Insensibly, as they mounted, the season had changed. The oaks that, at the level of Sycamore Flats, had been in full leaf, here showed but the tender pinks and russets of the first foliage. The dogwoods were quite dormant. Rivulets of seepage and surface water trickled in the most unexpected places as though from snow recently melted.
Of climbing there seemed no end. False skylines recurrently deceived Bob into a belief that the buckboard was about to surmount the top. Always the rise proved to be preliminary to another. The road dipped behind little spurs, climbed ravines, lost itself between deep cuts. Only rarely did the forest growths permit a view, and then only in glimpses between the tops of trees. In the valley and against the foothills now intervened the peaceful and calm blue atmosphere of distance.
“I’d no idea from looking at it this mountain was so high,” he told Welton.
“You never do,” said Welton. “They always fool you. We’re pretty nigh the top now.”
Indeed, for a little space the forest had perforce to thin because of lack of footing. The slope became almost a precipice, ending in a bold comb above which once more could be glimpsed the tops of trees. Quite ingeniously the road discovered a cleft up which it laboured mightily, to land breathless after a heart-breaking pull. Just over the top Welton drew rein to breathe his horses—and to hear what Bob had to say about it.
The buckboard stood at the head of a long, gentle slope descending, perhaps fifty feet, to a plateau; which, in turn, rose to another crest some miles distant. The level of this plateau, which comprised, perhaps, thirty thousand acres all told, supported a noble and unbroken forest.
Mere statistics are singularly unavailing to convey even an idea of a California woodland at its best. We are not here dealing with the so-called “Big Trees,” but with the ordinary—or extraordinary—pines and spruces. The forest is free from dense undergrowths; the individual trees are enormous, yet so symmetrical that the eye can realize their size only when it catches sight of some usual and accustomed object, such as men or horses or the buildings in which they live. Even then it is quite as likely that the measures will appear to have been struck small, as that the measured will show in their true grandeur of proportion. The eye refuses to be convinced off-hand that its education has been faulty.

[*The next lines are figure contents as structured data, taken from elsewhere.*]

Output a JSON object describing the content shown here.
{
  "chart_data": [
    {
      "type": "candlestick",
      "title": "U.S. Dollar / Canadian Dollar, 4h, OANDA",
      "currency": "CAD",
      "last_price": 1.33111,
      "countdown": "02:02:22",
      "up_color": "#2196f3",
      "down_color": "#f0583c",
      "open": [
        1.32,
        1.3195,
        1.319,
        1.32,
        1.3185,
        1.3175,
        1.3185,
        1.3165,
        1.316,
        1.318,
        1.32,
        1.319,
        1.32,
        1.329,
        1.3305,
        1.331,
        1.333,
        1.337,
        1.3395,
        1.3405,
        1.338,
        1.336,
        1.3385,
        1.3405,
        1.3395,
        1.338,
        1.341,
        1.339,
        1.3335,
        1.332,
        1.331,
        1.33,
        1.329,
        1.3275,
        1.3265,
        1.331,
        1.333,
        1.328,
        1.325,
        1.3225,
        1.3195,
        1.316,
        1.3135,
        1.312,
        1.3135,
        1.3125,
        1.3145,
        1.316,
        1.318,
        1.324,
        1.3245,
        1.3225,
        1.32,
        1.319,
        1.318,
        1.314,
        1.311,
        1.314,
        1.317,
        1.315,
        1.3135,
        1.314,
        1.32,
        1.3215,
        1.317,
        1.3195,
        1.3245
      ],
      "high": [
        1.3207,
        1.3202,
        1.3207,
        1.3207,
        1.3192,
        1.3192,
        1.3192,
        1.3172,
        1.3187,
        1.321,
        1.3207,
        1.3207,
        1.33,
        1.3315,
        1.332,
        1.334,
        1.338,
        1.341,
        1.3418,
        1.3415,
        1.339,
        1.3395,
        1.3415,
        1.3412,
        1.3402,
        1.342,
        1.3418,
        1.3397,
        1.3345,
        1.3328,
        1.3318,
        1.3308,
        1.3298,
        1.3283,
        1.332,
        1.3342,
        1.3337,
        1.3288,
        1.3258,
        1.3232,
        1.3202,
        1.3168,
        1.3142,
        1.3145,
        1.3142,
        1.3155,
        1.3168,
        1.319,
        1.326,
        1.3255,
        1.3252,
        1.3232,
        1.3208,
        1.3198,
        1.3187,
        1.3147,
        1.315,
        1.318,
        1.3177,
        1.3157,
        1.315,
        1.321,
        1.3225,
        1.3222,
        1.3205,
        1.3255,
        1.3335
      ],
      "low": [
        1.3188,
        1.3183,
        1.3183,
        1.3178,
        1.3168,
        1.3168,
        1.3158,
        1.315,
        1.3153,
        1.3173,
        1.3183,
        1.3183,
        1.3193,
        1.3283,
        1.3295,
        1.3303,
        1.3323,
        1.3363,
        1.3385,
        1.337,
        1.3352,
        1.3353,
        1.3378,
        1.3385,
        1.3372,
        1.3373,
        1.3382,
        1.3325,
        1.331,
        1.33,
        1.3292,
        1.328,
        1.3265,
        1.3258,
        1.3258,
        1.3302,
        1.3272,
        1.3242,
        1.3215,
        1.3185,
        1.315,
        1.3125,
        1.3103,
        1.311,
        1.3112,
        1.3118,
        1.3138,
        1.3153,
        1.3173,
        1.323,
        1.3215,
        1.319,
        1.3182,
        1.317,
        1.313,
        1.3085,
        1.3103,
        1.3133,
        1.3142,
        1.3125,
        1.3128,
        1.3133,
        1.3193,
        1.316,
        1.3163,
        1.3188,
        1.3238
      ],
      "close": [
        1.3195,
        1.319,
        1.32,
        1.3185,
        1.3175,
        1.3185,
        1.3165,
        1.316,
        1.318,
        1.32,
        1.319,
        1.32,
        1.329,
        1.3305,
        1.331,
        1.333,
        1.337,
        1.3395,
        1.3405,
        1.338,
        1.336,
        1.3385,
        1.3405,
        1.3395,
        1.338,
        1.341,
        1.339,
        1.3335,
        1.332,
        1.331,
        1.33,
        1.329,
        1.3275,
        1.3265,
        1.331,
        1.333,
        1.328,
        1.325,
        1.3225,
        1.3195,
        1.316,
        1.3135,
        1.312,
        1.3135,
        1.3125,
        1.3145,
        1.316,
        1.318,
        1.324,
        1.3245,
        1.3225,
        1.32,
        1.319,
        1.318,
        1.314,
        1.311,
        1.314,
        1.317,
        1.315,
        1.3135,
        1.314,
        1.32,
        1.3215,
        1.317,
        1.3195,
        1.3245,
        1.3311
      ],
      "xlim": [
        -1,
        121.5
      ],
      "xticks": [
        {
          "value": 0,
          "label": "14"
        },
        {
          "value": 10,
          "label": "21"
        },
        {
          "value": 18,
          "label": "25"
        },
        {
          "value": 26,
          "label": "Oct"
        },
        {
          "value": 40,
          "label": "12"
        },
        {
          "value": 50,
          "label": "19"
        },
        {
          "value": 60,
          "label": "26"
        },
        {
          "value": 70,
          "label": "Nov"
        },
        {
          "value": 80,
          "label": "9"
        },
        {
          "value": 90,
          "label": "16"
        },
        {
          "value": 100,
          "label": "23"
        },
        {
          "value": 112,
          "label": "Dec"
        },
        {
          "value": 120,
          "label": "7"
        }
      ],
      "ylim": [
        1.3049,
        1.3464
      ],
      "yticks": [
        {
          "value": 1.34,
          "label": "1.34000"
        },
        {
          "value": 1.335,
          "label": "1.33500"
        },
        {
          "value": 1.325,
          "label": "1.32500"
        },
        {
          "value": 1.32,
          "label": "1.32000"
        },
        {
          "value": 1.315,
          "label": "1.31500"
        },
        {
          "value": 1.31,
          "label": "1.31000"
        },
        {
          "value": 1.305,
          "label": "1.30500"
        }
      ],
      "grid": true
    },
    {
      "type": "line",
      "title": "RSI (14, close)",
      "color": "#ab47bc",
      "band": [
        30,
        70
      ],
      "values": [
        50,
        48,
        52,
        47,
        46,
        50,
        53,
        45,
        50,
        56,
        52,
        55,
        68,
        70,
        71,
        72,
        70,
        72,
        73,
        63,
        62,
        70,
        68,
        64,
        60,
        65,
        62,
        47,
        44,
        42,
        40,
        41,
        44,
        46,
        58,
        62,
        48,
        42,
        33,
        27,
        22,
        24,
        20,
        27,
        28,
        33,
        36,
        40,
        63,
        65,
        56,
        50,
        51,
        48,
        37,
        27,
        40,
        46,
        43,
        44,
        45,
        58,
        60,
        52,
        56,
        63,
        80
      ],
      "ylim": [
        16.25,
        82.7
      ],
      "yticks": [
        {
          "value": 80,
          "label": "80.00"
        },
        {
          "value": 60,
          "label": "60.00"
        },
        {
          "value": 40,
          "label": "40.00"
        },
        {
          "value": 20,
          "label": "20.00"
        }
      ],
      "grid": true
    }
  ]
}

“Now,” said Welton decidedly. “We may as well have it over with right now. How big is that young tree over there?”
He pointed out a half-grown specimen of sugar pine.
“About twenty inches in diameter,” replied Bob promptly.
Welton silently handed him a tape line. Bob descended.
“Thirty-seven!” he cried with vast astonishment, when his measurements were taken and his computations made.
“Now that one,” commanded Welton, indicating a larger tree.